Jan Delay: Also seit der letzten Platte nicht mehr – wo sie dieses Anti-Bush-Video hatte… und dann doch lieber wieder nicht, so von wegen: "Tut mir leid, ich mag doch Soldaten und Krieg auch, und ich mach für euch ein neues Video, und deswegen kommt mein Album auch zwei Wochen später raus, weil da ist ja noch der Che Guevara drauf, weil dieses Rebellentum ist wohl der neueste Shit und so." Und da hab ich so abgekotzt! Und seitdem bringt sie auch nur Aktionen, die ich peinlich finde. Aber bis dahin war ich auf jeden Fall auch immer noch Madonna-Fan.  

rap.de: Könntest du deine Platte in Bezugnahme der Begriffe "Style" und "Respect" beschreiben?  

Jan Delay: Hm, wie meinst du denn das?
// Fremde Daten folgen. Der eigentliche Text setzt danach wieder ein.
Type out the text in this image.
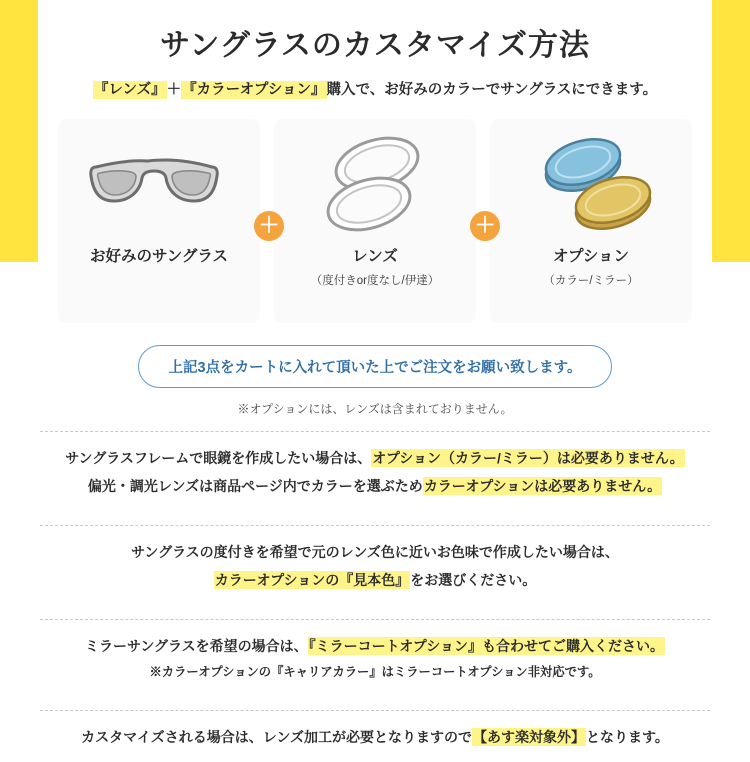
サングラスのカスタマイズ方法
『レンズ』＋『カラーオプション』購入で、お好みのカラーでサングラスにできます。
お好みのサングラス	レンズ
（度付きor度なし/伊達）
オプション
（カラー/ミラー）
＋	＋
上記3点をカートに入れて頂いた上でご注文をお願い致します。
※オプションには、レンズは含まれておりません。
サングラスフレームで眼鏡を作成したい場合は、オプション（カラー/ミラー）は必要ありません。
偏光・調光レンズは商品ページ内でカラーを選ぶためカラーオプションは必要ありません。
サングラスの度付きを希望で元のレンズ色に近いお色味で作成したい場合は、
カラーオプションの『見本色』をお選びください。
ミラーサングラスを希望の場合は、『ミラーコートオプション』も合わせてご購入ください。
※カラーオプションの『キャリアカラー』はミラーコートオプション非対応です。
カスタマイズされる場合は、レンズ加工が必要となりますので【あす楽対象外】となります。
Also ich glaube sie hat Beides!  

rap.de: Kannst du das vielleicht ein bißchen ausschmücken, von wegen: Respekt zu Künstlern, wie… und Style, in Bezug auf das und das…?  

Jan Delay: Letztendlich ist "Style" das Wort, welches die Platte umschreibt wie kein zweites auf der ganzen Welt! Das Album ist meine Auffassung von Style – und der Respekt gebürt all jenen, die mich dahin gebracht haben. Denn den Style hab ich mir natürlich nicht ausgedacht, da bedient man sich links, rechts, oben, unten und überall, und saugt alles auf wie ein Schwamm. Und in Bezugnahme der eigenen Person, des eigenen Umfeldes und der eigenen Vorlieben schafft man dann seinen eigenen Style. Aber wenn man den nötigen Respekt nicht zollt, dann kann man sich einfach mal verpissen! Das ist genauso wichtig, wie der Style. Das Geben ist genauso wichtig wie das Nehmen. So läuft ja auch HipHop ab, so ist HipHop aufgebaut. Es saugt sich alles von überall rein und gibt dafür den Respekt zurück. So habe ich HipHop kennengelernt, und so wird es für mich auch immer bleiben.  

rap.de: Du hast ja vorhin von Koze gesprochen. Der hat sich ja einen Text von sich – "Schweine Reime" – quasi als Hörspiel einlesen lassen, von Max Goldt. Wenn du mal einen Text einlesen lassen wölltest, welcher wäre das dann – und von wem?  

Jan Delay: Dieser Wunsch ist gerade in Erfüllung gegangen. Die deutsche Synchronstimme von Eddie Murphy hat mir etwas eingesprochen, was auf der Jan Delay-Homepage zu hören ist.  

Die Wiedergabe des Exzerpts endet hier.